There exists a vector field A such that
$\mathbf {B} =\nabla \times \mathbf {A} .$ The vector field A is called the magnetic vector potential.

Note that there is more than one possible A which satisfies this equation for a given B field. In fact, there are infinitely many: any field of the form ϕ can be added onto A to get an alternative choice for A, by the identity (see Vector calculus identities):

$\nabla \times \mathbf {A} =\nabla \times (\mathbf {A} +\nabla \phi )$ since the curl of a gradient is the zero vector field:
$\nabla \times \nabla \phi ={\boldsymbol {0}}$ This arbitrariness in A is called gauge freedom.

## Field lines

The magnetic field B can be depicted via field lines (also called flux lines) – that is, a set of curves whose direction corresponds to the direction of B, and whose areal density is proportional to the magnitude of B. Gauss's law for magnetism is equivalent to the statement that the field lines have neither a beginning nor an end: Each one either forms a closed loop, winds around forever without ever quite joining back up to itself exactly, or extends to infinity.

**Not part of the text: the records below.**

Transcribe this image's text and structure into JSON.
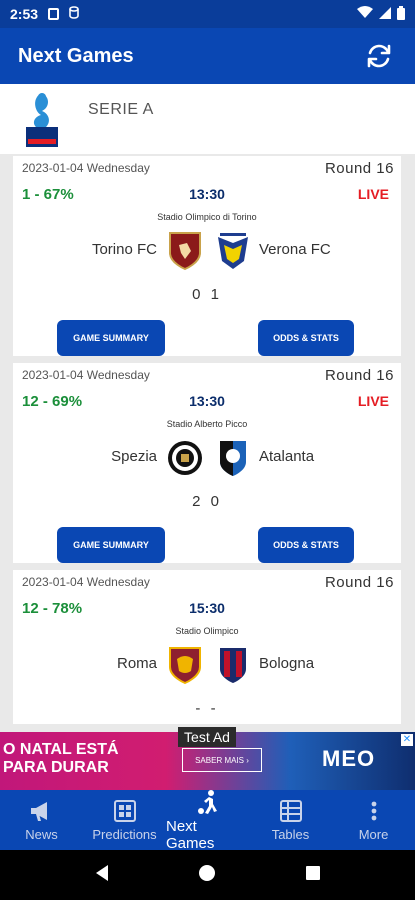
{
  "status": {
    "time": "2:53"
  },
  "appbar": {
    "title": "Next Games"
  },
  "league": {
    "name": "SERIE A"
  },
  "games": [
    {
      "date": "2023-01-04 Wednesday",
      "round": "Round  16",
      "odds": "1 - 67%",
      "time": "13:30",
      "live": "LIVE",
      "stadium": "Stadio Olimpico di Torino",
      "home": "Torino FC",
      "away": "Verona FC",
      "score": "0 1",
      "summary_label": "GAME SUMMARY",
      "stats_label": "ODDS & STATS"
    },
    {
      "date": "2023-01-04 Wednesday",
      "round": "Round  16",
      "odds": "12 - 69%",
      "time": "13:30",
      "live": "LIVE",
      "stadium": "Stadio Alberto Picco",
      "home": "Spezia",
      "away": "Atalanta",
      "score": "2 0",
      "summary_label": "GAME SUMMARY",
      "stats_label": "ODDS & STATS"
    },
    {
      "date": "2023-01-04 Wednesday",
      "round": "Round  16",
      "odds": "12 - 78%",
      "time": "15:30",
      "live": "",
      "stadium": "Stadio Olimpico",
      "home": "Roma",
      "away": "Bologna",
      "score": "- -"
    }
  ],
  "ad": {
    "label": "Test Ad",
    "text_line1": "O NATAL ESTÁ",
    "text_line2": "PARA DURAR",
    "cta": "SABER MAIS ›",
    "brand": "MEO"
  },
  "nav": [
    {
      "label": "News",
      "icon": "megaphone-icon"
    },
    {
      "label": "Predictions",
      "icon": "grid-icon"
    },
    {
      "label": "Next Games",
      "icon": "soccer-player-icon",
      "active": true
    },
    {
      "label": "Tables",
      "icon": "table-icon"
    },
    {
      "label": "More",
      "icon": "more-vertical-icon"
    }
  ],
  "colors": {
    "primary": "#0a47b3",
    "odds_green": "#1b8f3a",
    "live_red": "#e51d24"
  }
}
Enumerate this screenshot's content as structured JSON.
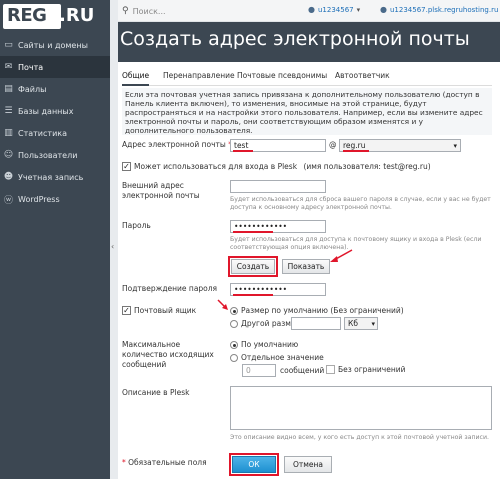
{
  "logo": {
    "part1": "REG",
    "part2": ".RU"
  },
  "sidebar": {
    "items": [
      {
        "label": "Сайты и домены",
        "icon": "monitor-icon"
      },
      {
        "label": "Почта",
        "icon": "mail-icon"
      },
      {
        "label": "Файлы",
        "icon": "folder-icon"
      },
      {
        "label": "Базы данных",
        "icon": "database-icon"
      },
      {
        "label": "Статистика",
        "icon": "chart-icon"
      },
      {
        "label": "Пользователи",
        "icon": "users-icon"
      },
      {
        "label": "Учетная запись",
        "icon": "account-icon"
      },
      {
        "label": "WordPress",
        "icon": "wordpress-icon"
      }
    ],
    "active_index": 1
  },
  "topbar": {
    "search_placeholder": "Поиск...",
    "user": "u1234567",
    "domain": "u1234567.plsk.regruhosting.ru"
  },
  "page_title": "Создать адрес электронной почты",
  "tabs": [
    "Общие",
    "Перенаправление",
    "Почтовые псевдонимы",
    "Автоответчик"
  ],
  "info_text": "Если эта почтовая учетная запись привязана к дополнительному пользователю (доступ в Панель клиента включен), то изменения, вносимые на этой странице, будут распространяться и на настройки этого пользователя. Например, если вы измените адрес электронной почты и пароль, они соответствующим образом изменятся и у дополнительного пользователя.",
  "form": {
    "email_label": "Адрес электронной почты",
    "required_mark": "*",
    "email_value": "test",
    "at_sign": "@",
    "domain_value": "reg.ru",
    "plesk_login_label": "Может использоваться для входа в Plesk",
    "plesk_login_user": "(имя пользователя: test@reg.ru)",
    "external_email_label": "Внешний адрес электронной почты",
    "external_email_note": "Будет использоваться для сброса вашего пароля в случае, если у вас не будет доступа к основному адресу электронной почты.",
    "password_label": "Пароль",
    "password_value": "••••••••••••",
    "password_note": "Будет использоваться для доступа к почтовому ящику и входа в Plesk (если соответствующая опция включена).",
    "generate_button": "Создать",
    "show_button": "Показать",
    "confirm_label": "Подтверждение пароля",
    "confirm_value": "••••••••••••",
    "mailbox_label": "Почтовый ящик",
    "mailbox_default": "Размер по умолчанию (Без ограничений)",
    "mailbox_other": "Другой размер",
    "size_unit": "Кб",
    "max_messages_label": "Максимальное количество исходящих сообщений",
    "max_default": "По умолчанию",
    "max_custom": "Отдельное значение",
    "max_value": "0",
    "messages_unit": "сообщений",
    "unlimited": "Без ограничений",
    "description_label": "Описание в Plesk",
    "description_note": "Это описание видно всем, у кого есть доступ к этой почтовой учетной записи.",
    "required_fields": "Обязательные поля",
    "ok_button": "ОК",
    "cancel_button": "Отмена"
  },
  "colors": {
    "sidebar": "#3c4752",
    "highlight": "#e0162b",
    "link": "#1d6fb8"
  }
}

## Incorporating magnetic monopoles

If magnetic monopoles were to be discovered, then Gauss's law for magnetism would state the divergence of B would be proportional to the magnetic charge density ρm, analogous to Gauss's law for electric field. For zero net magnetic charge density (ρm = 0), the original form of Gauss's magnetism law is the result.

The modified formula for use with the SI is not standard and depends on the choice of defining equation for the magnetic charge and current; in one variation, magnetic charge has units of webers, in another it has units of ampere-meters.

System Equation
SI (weber convention) $\nabla \cdot \mathbf {B} =\rho _{\mathrm {m} }$ SI (ampere-meter convention) $\nabla \cdot \mathbf {B} =\mu _{0}\rho _{\mathrm {m} }$ CGS-Gaussian $\nabla \cdot \mathbf {B} =4\pi \rho _{\mathrm {m} }$ where μ0 is the vacuum permeability.

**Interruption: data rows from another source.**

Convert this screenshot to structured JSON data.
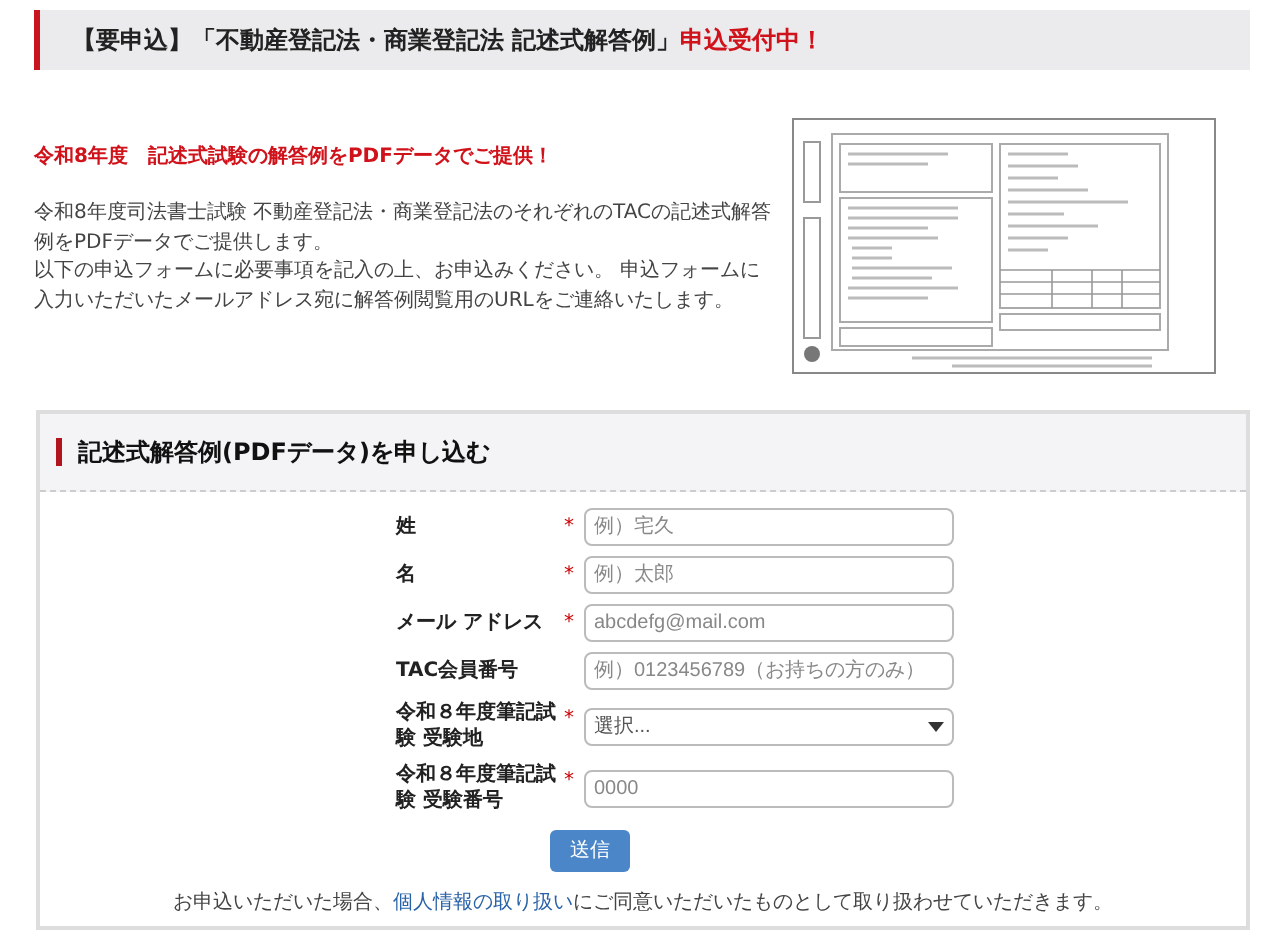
{
  "header": {
    "title": "【要申込】「不動産登記法・商業登記法 記述式解答例」",
    "status": "申込受付中！"
  },
  "intro": {
    "headline": "令和8年度　記述式試験の解答例をPDFデータでご提供！",
    "paragraphs": [
      "令和8年度司法書士試験 不動産登記法・商業登記法のそれぞれのTACの記述式解答例をPDFデータでご提供します。",
      "以下の申込フォームに必要事項を記入の上、お申込みください。 申込フォームに入力いただいたメールアドレス宛に解答例閲覧用のURLをご連絡いたします。"
    ],
    "preview": {
      "kind": "document"
    }
  },
  "form": {
    "title": "記述式解答例(PDFデータ)を申し込む",
    "fields": [
      {
        "label": "姓",
        "mark": "*",
        "kind": "text",
        "placeholder": "例）宅久"
      },
      {
        "label": "名",
        "mark": "*",
        "kind": "text",
        "placeholder": "例）太郎"
      },
      {
        "label": "メール アドレス",
        "mark": "*",
        "kind": "text",
        "placeholder": "abcdefg@mail.com"
      },
      {
        "label": "TAC会員番号",
        "kind": "text",
        "placeholder": "例）0123456789（お持ちの方のみ）"
      },
      {
        "label": "令和８年度筆記試験 受験地",
        "mark": "*",
        "kind": "select",
        "value": "選択..."
      },
      {
        "label": "令和８年度筆記試験 受験番号",
        "mark": "*",
        "kind": "text",
        "placeholder": "0000"
      }
    ],
    "submit": "送信",
    "notice": {
      "before": "お申込いただいた場合、",
      "link": "個人情報の取り扱い",
      "after": "にご同意いただいたものとして取り扱わせていただきます。"
    }
  }
}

So far, examples of magnetic monopoles are disputed in extensive search, although certain papers report examples matching that behavior. 

## History

This idea of the nonexistence of the magnetic monopoles originated in 1269 by Petrus Peregrinus de Maricourt. His work heavily influenced William Gilbert, whose 1600 work De Magnete spread the idea further. In the early 1800s Michael Faraday reintroduced this law, and it subsequently made its way into James Clerk Maxwell's electromagnetic field equations.

## Numerical computation

In numerical computation, the numerical solution may not satisfy Gauss's law for magnetism due to the discretization errors of the numerical methods. However, in many cases, e.g., for magnetohydrodynamics, it is important to preserve Gauss's law for magnetism precisely (up to the machine precision). Violation of Gauss's law for magnetism on the discrete level will introduce a strong non-physical force. In view of energy conservation, violation of this condition leads to a non-conservative energy integral, and the error is proportional to the divergence of the magnetic field.

There are various ways to preserve Gauss's law for magnetism in numerical methods, including the divergence-cleaning techniques, the constrained transport method, potential-based formulations and de Rham complex based finite element methods where stable and structure-preserving algorithms are constructed on unstructured meshes with finite element differential forms.